Enhancing Multimodal RAG Systems through Cross-Modal Retrieval and Reranking
This thesis involves the implementation of a cross-modal retrieval and reranking pipeline.
Requirements
- M.Sc. in Machine Learning, Data Science, Computer Science, Mathematics, Telecommunications, or similar
- Knowledge of Python, with a focus on deep learning frameworks, particularly PyTorch
- Software development skills
- Basic concepts of image processing, natural language processing
- Basic concepts of data science, concerning data analysis, processing and machine learning
- Basic concepts of linear algebra and statistics
Description
Cross-modal retrieval is the task of retrieving relevant information across different modalities, such as retrieving images based on text queries or vice versa. This is a key challenge in multimodal AI, requiring efficient and accurate retrieval mechanisms.

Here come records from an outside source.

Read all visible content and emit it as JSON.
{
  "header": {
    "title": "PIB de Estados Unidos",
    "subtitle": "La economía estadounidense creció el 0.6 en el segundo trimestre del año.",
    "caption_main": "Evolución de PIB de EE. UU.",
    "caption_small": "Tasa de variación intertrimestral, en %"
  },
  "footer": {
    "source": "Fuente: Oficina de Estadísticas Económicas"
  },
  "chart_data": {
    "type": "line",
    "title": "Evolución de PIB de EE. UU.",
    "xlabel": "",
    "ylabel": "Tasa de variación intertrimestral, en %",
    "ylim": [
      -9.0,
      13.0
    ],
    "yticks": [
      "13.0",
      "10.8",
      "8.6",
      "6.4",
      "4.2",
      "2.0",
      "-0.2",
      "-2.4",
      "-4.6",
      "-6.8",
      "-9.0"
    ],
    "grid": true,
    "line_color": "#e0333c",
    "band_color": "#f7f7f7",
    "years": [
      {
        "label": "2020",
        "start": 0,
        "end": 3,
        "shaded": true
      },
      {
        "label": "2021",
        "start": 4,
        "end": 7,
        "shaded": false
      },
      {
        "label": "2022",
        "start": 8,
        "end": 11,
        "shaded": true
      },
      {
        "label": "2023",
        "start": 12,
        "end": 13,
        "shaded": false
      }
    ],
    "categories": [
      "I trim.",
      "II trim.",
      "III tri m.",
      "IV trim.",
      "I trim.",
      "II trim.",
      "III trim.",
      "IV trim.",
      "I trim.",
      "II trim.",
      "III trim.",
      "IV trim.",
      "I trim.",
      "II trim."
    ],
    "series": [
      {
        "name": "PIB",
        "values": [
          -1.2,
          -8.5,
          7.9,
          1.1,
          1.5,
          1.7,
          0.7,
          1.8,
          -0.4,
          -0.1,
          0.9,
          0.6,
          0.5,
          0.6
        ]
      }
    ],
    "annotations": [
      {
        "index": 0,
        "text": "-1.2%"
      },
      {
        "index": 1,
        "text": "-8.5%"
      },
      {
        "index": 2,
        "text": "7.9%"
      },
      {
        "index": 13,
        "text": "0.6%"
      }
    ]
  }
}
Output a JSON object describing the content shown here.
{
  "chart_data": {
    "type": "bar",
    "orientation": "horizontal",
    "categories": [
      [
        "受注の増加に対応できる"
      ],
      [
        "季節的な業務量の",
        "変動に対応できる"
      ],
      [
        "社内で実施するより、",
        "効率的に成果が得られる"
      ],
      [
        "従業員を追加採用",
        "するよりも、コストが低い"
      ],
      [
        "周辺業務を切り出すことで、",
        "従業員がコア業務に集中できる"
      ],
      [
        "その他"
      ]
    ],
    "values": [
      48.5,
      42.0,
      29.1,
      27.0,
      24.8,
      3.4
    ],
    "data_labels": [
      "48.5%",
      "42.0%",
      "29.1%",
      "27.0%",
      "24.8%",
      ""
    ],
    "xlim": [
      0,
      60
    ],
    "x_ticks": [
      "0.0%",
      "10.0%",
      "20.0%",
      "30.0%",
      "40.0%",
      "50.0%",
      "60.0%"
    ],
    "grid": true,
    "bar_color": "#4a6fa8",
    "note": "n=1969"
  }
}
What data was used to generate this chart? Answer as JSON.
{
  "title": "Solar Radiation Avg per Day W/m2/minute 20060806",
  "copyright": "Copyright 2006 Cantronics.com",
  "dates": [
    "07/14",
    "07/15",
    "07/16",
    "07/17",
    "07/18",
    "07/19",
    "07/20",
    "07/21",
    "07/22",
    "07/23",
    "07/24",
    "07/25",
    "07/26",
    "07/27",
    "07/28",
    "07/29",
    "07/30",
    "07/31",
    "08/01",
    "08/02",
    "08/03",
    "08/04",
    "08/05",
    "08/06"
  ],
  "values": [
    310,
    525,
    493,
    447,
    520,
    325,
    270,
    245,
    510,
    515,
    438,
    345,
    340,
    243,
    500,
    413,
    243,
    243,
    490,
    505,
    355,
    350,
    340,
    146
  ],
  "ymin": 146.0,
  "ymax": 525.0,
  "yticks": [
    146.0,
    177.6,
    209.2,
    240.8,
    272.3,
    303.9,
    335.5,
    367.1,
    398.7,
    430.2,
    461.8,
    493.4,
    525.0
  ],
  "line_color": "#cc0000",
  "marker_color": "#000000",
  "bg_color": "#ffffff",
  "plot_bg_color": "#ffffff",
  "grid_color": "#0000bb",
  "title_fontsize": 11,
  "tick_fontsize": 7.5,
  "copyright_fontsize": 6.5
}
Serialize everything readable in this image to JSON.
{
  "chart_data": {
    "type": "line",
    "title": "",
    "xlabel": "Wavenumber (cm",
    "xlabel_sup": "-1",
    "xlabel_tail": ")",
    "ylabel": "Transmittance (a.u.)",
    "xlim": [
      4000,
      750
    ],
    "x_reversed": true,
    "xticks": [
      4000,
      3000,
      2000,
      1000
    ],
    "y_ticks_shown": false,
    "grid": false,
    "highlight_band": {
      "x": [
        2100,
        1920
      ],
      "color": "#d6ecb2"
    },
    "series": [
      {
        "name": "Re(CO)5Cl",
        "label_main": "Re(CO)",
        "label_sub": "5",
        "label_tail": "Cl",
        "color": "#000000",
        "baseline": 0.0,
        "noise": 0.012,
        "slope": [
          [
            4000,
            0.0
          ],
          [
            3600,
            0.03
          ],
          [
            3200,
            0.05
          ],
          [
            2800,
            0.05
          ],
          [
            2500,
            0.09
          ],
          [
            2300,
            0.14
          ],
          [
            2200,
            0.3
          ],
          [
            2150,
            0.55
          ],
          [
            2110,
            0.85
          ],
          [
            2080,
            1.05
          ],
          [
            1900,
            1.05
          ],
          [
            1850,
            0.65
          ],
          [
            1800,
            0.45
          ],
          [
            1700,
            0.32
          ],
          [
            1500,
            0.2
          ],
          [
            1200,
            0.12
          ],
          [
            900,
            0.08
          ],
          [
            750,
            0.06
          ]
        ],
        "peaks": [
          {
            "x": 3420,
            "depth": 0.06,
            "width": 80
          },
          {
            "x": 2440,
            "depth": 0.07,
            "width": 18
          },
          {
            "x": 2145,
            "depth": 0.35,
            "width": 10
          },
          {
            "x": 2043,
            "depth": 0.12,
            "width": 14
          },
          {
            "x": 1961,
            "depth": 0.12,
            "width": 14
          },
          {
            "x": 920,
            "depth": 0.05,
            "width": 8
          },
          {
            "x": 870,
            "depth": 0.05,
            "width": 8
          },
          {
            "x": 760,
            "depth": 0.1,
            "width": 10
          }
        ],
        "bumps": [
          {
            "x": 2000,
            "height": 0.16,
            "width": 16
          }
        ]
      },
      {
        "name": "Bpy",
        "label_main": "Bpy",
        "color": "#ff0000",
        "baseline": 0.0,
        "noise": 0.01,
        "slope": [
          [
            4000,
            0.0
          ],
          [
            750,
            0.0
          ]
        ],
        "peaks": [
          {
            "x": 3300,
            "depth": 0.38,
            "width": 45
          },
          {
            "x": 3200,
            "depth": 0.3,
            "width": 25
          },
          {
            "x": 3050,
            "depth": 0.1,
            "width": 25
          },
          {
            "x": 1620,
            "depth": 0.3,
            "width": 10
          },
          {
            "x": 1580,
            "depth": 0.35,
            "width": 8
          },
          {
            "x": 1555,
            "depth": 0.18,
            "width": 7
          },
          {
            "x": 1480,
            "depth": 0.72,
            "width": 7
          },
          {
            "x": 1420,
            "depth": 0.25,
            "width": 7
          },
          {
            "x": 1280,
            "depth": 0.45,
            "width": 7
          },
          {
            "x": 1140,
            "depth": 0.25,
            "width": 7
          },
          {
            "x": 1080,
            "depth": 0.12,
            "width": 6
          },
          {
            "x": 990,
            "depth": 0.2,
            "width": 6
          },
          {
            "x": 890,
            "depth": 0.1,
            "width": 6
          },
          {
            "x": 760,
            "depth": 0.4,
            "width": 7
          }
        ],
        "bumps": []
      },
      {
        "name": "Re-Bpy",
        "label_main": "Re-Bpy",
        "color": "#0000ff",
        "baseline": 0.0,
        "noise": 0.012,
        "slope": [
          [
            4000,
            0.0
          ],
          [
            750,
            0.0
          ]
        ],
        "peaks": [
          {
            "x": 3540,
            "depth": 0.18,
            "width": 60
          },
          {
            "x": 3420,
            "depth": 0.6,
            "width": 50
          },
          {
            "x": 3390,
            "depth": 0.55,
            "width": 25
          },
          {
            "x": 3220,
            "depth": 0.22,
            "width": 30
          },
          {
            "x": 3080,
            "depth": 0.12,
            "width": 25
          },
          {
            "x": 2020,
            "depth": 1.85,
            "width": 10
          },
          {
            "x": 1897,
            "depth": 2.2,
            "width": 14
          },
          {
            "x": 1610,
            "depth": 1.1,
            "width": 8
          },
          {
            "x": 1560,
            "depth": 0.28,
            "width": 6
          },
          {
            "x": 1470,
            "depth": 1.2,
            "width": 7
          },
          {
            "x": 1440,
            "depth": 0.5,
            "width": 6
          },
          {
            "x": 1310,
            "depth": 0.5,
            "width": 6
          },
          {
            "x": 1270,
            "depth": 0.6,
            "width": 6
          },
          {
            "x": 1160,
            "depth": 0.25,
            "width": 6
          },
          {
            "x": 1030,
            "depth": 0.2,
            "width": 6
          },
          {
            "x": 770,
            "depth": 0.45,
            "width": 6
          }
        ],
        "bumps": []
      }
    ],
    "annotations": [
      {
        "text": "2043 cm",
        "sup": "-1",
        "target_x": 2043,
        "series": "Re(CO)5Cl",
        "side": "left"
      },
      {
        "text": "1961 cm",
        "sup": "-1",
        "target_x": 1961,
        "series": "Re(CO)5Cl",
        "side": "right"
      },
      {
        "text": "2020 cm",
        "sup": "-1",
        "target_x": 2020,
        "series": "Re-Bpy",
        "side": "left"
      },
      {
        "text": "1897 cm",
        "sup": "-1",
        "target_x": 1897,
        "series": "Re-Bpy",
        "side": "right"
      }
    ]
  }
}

In natural language processing (NLP), a common approach to improving retrieval system performance is to use a two-step pipeline consisting of retrieval and reranking. Rerankers encode both the query and candidate items jointly, making them more effective than standalone retrievers. However, this approach is computationally expensive and impractical for encoding entire downstream datasets. To balance efficiency and effectiveness, a reranker is typically applied on top of an encoder, refining the top-N most similar candidates retrieved by the encoder.
This approach can be adapted to cross-modal retrieval using dual-branch Vision-Language Models (VLMs) such as CLIP as the encoder, while multimodal models like UNITER and OSCAR serve as rerankers.
The objective of this thesis is to explore the use of multimodal encoders as rerankers for cross-modal retrieval, aiming to improve performance compared to encoder-only solutions.
The main activities of this thesis include:
- Exploring literature on VLM encoders (e.g., CLIP) and multimodal encoders such as UNITER, FLAVA, and ALBEF.
- Developing an experimental setup for cross-modal retrieval and reranking.
- Collecting datasets for cross-modal retrieval (e.g., MSCOCO, Flickr30k) and optionally for Vision Question Answering (VQA).
- Comparing Encoder-Only retrieval with Encoder + Reranking approaches for the cross-modal retrieval task and optionally for VQA.